No caso do analgésico, confesso, tive de voltar a olhar a página para verificar o seu nome. Isto é, não dei qualquer relevo ao anúncio, mas tão só à forma insólita da sua colocação. Nunca comprarei o produto, pois não fixei o essencial da mensagem: o seu nome. E se a publicidade é para promover as vendas, não estou a ver a vantagem do anunciante gastar dinheiro num produto que ninguém se lembra do nome.
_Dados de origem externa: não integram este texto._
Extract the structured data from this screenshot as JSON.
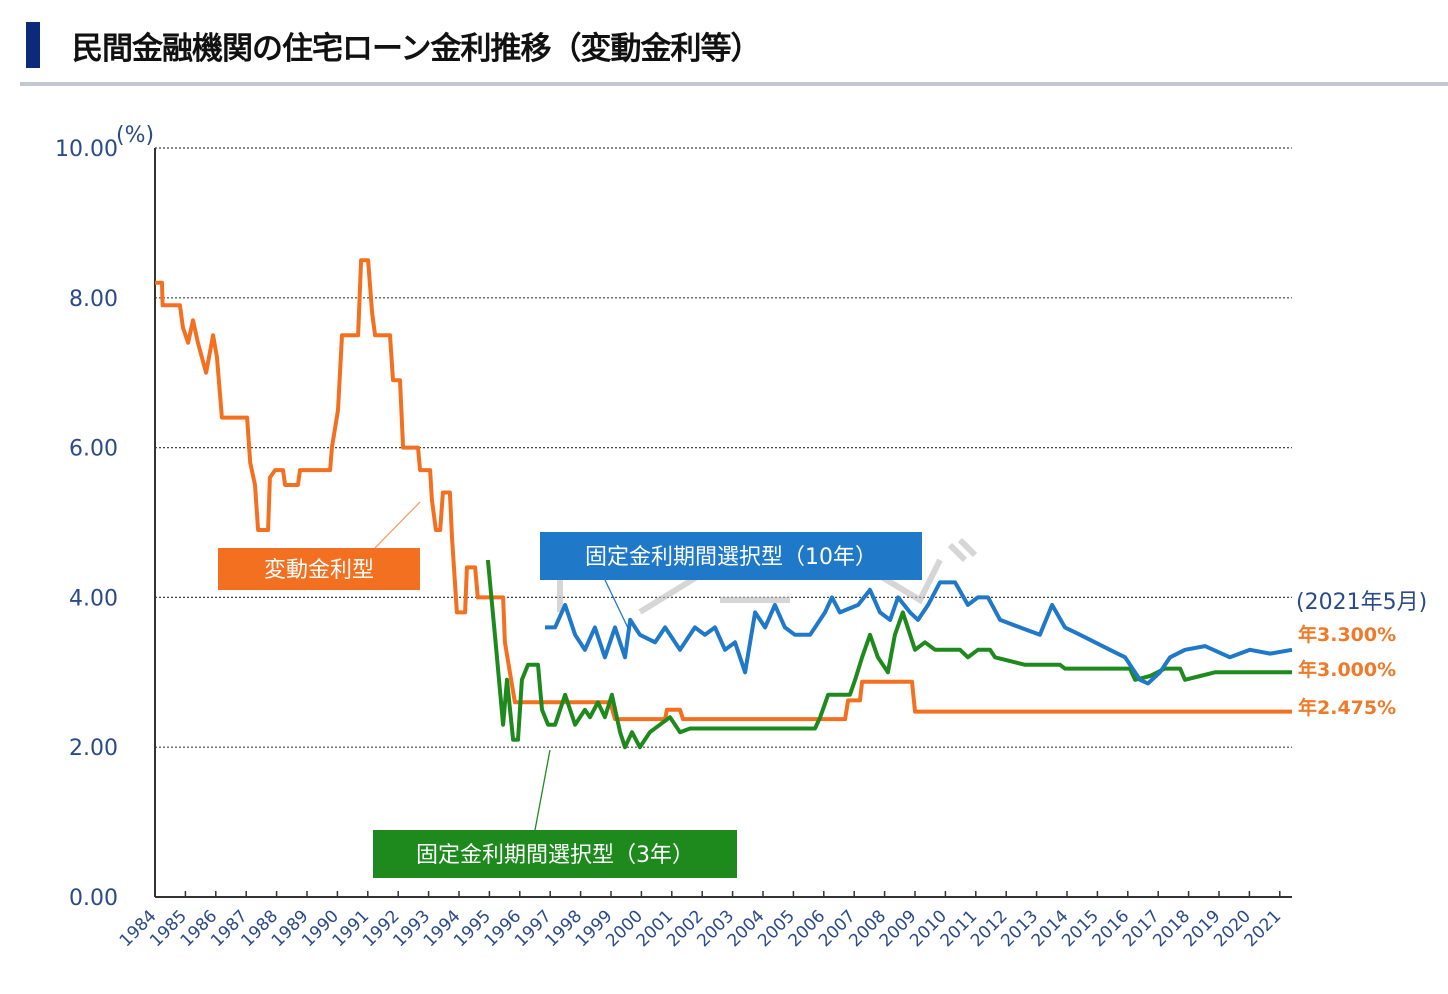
{
  "header": {
    "title": "民間金融機関の住宅ローン金利推移（変動金利等）",
    "accent": "#0d2a7a"
  },
  "chart_data": {
    "type": "line",
    "ylabel": "(%)",
    "ylim": [
      0,
      10
    ],
    "yticks": [
      "0.00",
      "2.00",
      "4.00",
      "6.00",
      "8.00",
      "10.00"
    ],
    "xlim": [
      1984,
      2021.4
    ],
    "xticks": [
      "1984",
      "1985",
      "1986",
      "1987",
      "1988",
      "1989",
      "1990",
      "1991",
      "1992",
      "1993",
      "1994",
      "1995",
      "1996",
      "1997",
      "1998",
      "1999",
      "2000",
      "2001",
      "2002",
      "2003",
      "2004",
      "2005",
      "2006",
      "2007",
      "2008",
      "2009",
      "2010",
      "2011",
      "2012",
      "2013",
      "2014",
      "2015",
      "2016",
      "2017",
      "2018",
      "2019",
      "2020",
      "2021"
    ],
    "grid": true,
    "annotation_date": "(2021年5月)",
    "series": [
      {
        "name": "変動金利型",
        "color": "#f37021",
        "end_label": "年2.475%",
        "points": [
          [
            1984.0,
            8.2
          ],
          [
            1984.23,
            8.2
          ],
          [
            1984.25,
            7.9
          ],
          [
            1984.82,
            7.9
          ],
          [
            1984.92,
            7.6
          ],
          [
            1985.09,
            7.4
          ],
          [
            1985.25,
            7.7
          ],
          [
            1985.41,
            7.4
          ],
          [
            1985.68,
            7.0
          ],
          [
            1985.91,
            7.5
          ],
          [
            1986.04,
            7.2
          ],
          [
            1986.2,
            6.4
          ],
          [
            1987.03,
            6.4
          ],
          [
            1987.13,
            5.8
          ],
          [
            1987.29,
            5.5
          ],
          [
            1987.39,
            4.9
          ],
          [
            1987.72,
            4.9
          ],
          [
            1987.78,
            5.6
          ],
          [
            1987.95,
            5.7
          ],
          [
            1988.21,
            5.7
          ],
          [
            1988.28,
            5.5
          ],
          [
            1988.7,
            5.5
          ],
          [
            1988.77,
            5.7
          ],
          [
            1989.76,
            5.7
          ],
          [
            1989.82,
            6.0
          ],
          [
            1990.02,
            6.5
          ],
          [
            1990.15,
            7.5
          ],
          [
            1990.68,
            7.5
          ],
          [
            1990.78,
            8.5
          ],
          [
            1991.01,
            8.5
          ],
          [
            1991.14,
            7.8
          ],
          [
            1991.24,
            7.5
          ],
          [
            1991.73,
            7.5
          ],
          [
            1991.83,
            6.9
          ],
          [
            1992.06,
            6.9
          ],
          [
            1992.16,
            6.0
          ],
          [
            1992.65,
            6.0
          ],
          [
            1992.72,
            5.7
          ],
          [
            1993.05,
            5.7
          ],
          [
            1993.11,
            5.3
          ],
          [
            1993.24,
            4.9
          ],
          [
            1993.38,
            4.9
          ],
          [
            1993.47,
            5.4
          ],
          [
            1993.7,
            5.4
          ],
          [
            1993.77,
            4.8
          ],
          [
            1993.93,
            3.8
          ],
          [
            1994.2,
            3.8
          ],
          [
            1994.26,
            4.4
          ],
          [
            1994.53,
            4.4
          ],
          [
            1994.62,
            4.0
          ],
          [
            1995.45,
            4.0
          ],
          [
            1995.51,
            3.4
          ],
          [
            1995.84,
            2.6
          ],
          [
            1998.97,
            2.6
          ],
          [
            1999.13,
            2.375
          ],
          [
            2000.78,
            2.375
          ],
          [
            2000.84,
            2.5
          ],
          [
            2001.27,
            2.5
          ],
          [
            2001.37,
            2.375
          ],
          [
            2006.7,
            2.375
          ],
          [
            2006.8,
            2.625
          ],
          [
            2007.19,
            2.625
          ],
          [
            2007.26,
            2.875
          ],
          [
            2008.9,
            2.875
          ],
          [
            2009.0,
            2.475
          ],
          [
            2021.4,
            2.475
          ]
        ]
      },
      {
        "name": "固定金利期間選択型（3年）",
        "color": "#1e8a1e",
        "end_label": "年3.000%",
        "points": [
          [
            1994.95,
            4.5
          ],
          [
            1995.18,
            3.5
          ],
          [
            1995.45,
            2.3
          ],
          [
            1995.58,
            2.9
          ],
          [
            1995.78,
            2.1
          ],
          [
            1995.94,
            2.1
          ],
          [
            1996.07,
            2.9
          ],
          [
            1996.27,
            3.1
          ],
          [
            1996.6,
            3.1
          ],
          [
            1996.73,
            2.5
          ],
          [
            1996.93,
            2.3
          ],
          [
            1997.16,
            2.3
          ],
          [
            1997.49,
            2.7
          ],
          [
            1997.82,
            2.3
          ],
          [
            1998.14,
            2.5
          ],
          [
            1998.31,
            2.4
          ],
          [
            1998.57,
            2.6
          ],
          [
            1998.8,
            2.4
          ],
          [
            1999.03,
            2.7
          ],
          [
            1999.3,
            2.2
          ],
          [
            1999.46,
            2.0
          ],
          [
            1999.69,
            2.2
          ],
          [
            1999.95,
            2.0
          ],
          [
            2000.28,
            2.2
          ],
          [
            2000.61,
            2.3
          ],
          [
            2000.94,
            2.4
          ],
          [
            2001.27,
            2.2
          ],
          [
            2001.6,
            2.25
          ],
          [
            2005.71,
            2.25
          ],
          [
            2005.88,
            2.4
          ],
          [
            2006.14,
            2.7
          ],
          [
            2006.86,
            2.7
          ],
          [
            2007.03,
            2.9
          ],
          [
            2007.26,
            3.2
          ],
          [
            2007.52,
            3.5
          ],
          [
            2007.78,
            3.2
          ],
          [
            2008.11,
            3.0
          ],
          [
            2008.34,
            3.5
          ],
          [
            2008.6,
            3.8
          ],
          [
            2009.0,
            3.3
          ],
          [
            2009.33,
            3.4
          ],
          [
            2009.66,
            3.3
          ],
          [
            2010.48,
            3.3
          ],
          [
            2010.74,
            3.2
          ],
          [
            2011.07,
            3.3
          ],
          [
            2011.47,
            3.3
          ],
          [
            2011.63,
            3.2
          ],
          [
            2012.62,
            3.1
          ],
          [
            2013.77,
            3.1
          ],
          [
            2013.93,
            3.05
          ],
          [
            2016.07,
            3.05
          ],
          [
            2016.24,
            2.9
          ],
          [
            2016.73,
            2.95
          ],
          [
            2017.22,
            3.05
          ],
          [
            2017.72,
            3.05
          ],
          [
            2017.88,
            2.9
          ],
          [
            2018.38,
            2.95
          ],
          [
            2018.87,
            3.0
          ],
          [
            2021.4,
            3.0
          ]
        ]
      },
      {
        "name": "固定金利期間選択型（10年）",
        "color": "#1f78c8",
        "end_label": "年3.300%",
        "points": [
          [
            1996.83,
            3.6
          ],
          [
            1997.16,
            3.6
          ],
          [
            1997.49,
            3.9
          ],
          [
            1997.82,
            3.5
          ],
          [
            1998.14,
            3.3
          ],
          [
            1998.47,
            3.6
          ],
          [
            1998.8,
            3.2
          ],
          [
            1999.13,
            3.6
          ],
          [
            1999.46,
            3.2
          ],
          [
            1999.63,
            3.7
          ],
          [
            1999.95,
            3.5
          ],
          [
            2000.45,
            3.4
          ],
          [
            2000.78,
            3.6
          ],
          [
            2001.27,
            3.3
          ],
          [
            2001.76,
            3.6
          ],
          [
            2002.09,
            3.5
          ],
          [
            2002.42,
            3.6
          ],
          [
            2002.75,
            3.3
          ],
          [
            2003.08,
            3.4
          ],
          [
            2003.41,
            3.0
          ],
          [
            2003.74,
            3.8
          ],
          [
            2004.07,
            3.6
          ],
          [
            2004.39,
            3.9
          ],
          [
            2004.72,
            3.6
          ],
          [
            2005.05,
            3.5
          ],
          [
            2005.55,
            3.5
          ],
          [
            2006.04,
            3.8
          ],
          [
            2006.27,
            4.0
          ],
          [
            2006.53,
            3.8
          ],
          [
            2007.13,
            3.9
          ],
          [
            2007.52,
            4.1
          ],
          [
            2007.85,
            3.8
          ],
          [
            2008.18,
            3.7
          ],
          [
            2008.44,
            4.0
          ],
          [
            2008.84,
            3.8
          ],
          [
            2009.1,
            3.7
          ],
          [
            2009.43,
            3.9
          ],
          [
            2009.82,
            4.2
          ],
          [
            2010.32,
            4.2
          ],
          [
            2010.74,
            3.9
          ],
          [
            2011.07,
            4.0
          ],
          [
            2011.4,
            4.0
          ],
          [
            2011.8,
            3.7
          ],
          [
            2012.45,
            3.6
          ],
          [
            2013.11,
            3.5
          ],
          [
            2013.51,
            3.9
          ],
          [
            2013.93,
            3.6
          ],
          [
            2014.43,
            3.5
          ],
          [
            2014.92,
            3.4
          ],
          [
            2015.41,
            3.3
          ],
          [
            2015.91,
            3.2
          ],
          [
            2016.4,
            2.9
          ],
          [
            2016.66,
            2.85
          ],
          [
            2017.06,
            3.0
          ],
          [
            2017.39,
            3.2
          ],
          [
            2017.88,
            3.3
          ],
          [
            2018.54,
            3.35
          ],
          [
            2019.36,
            3.2
          ],
          [
            2020.02,
            3.3
          ],
          [
            2020.68,
            3.25
          ],
          [
            2021.4,
            3.3
          ]
        ]
      }
    ]
  }
}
Observação: confesso que estou a ficar endoutrinado pelo livro dos Ries (Al e Laura), A queda da publicidade e a ascensão das relações públicas.

1 comentário:

Anónimo disse...

Mais uma vez, sua Excelência, a publicidade, é sobreposta a tudo, até ao respeito que o jornal "PÚBLICO" deve àqueles sobre quem escreve (no caso, José Afonso). Não acredito, mesmo correndo o risco de ser "perversa", que a inserção da publicidade àquela coisa, no meio da matéria sobre o cantor, tenha sido inocente. O jornal serviu-se do facto de sabermos que José Afonso teve, nos últimos tempos de vida, crises bastantes dolorosas (lembro-me do último espectáculo no Coliseu de Lisboa, em que era indisfarçável o seu mal-estar), para nos levar a ler a publicidade, encimando-a com um título que considero vergonhoso e abusivo.
Fiquei ainda mais indignada, embora, após o que se passou com o "post it", já fosse de esperar quase tudo, mas nunca um abuso desrespeitoso como este.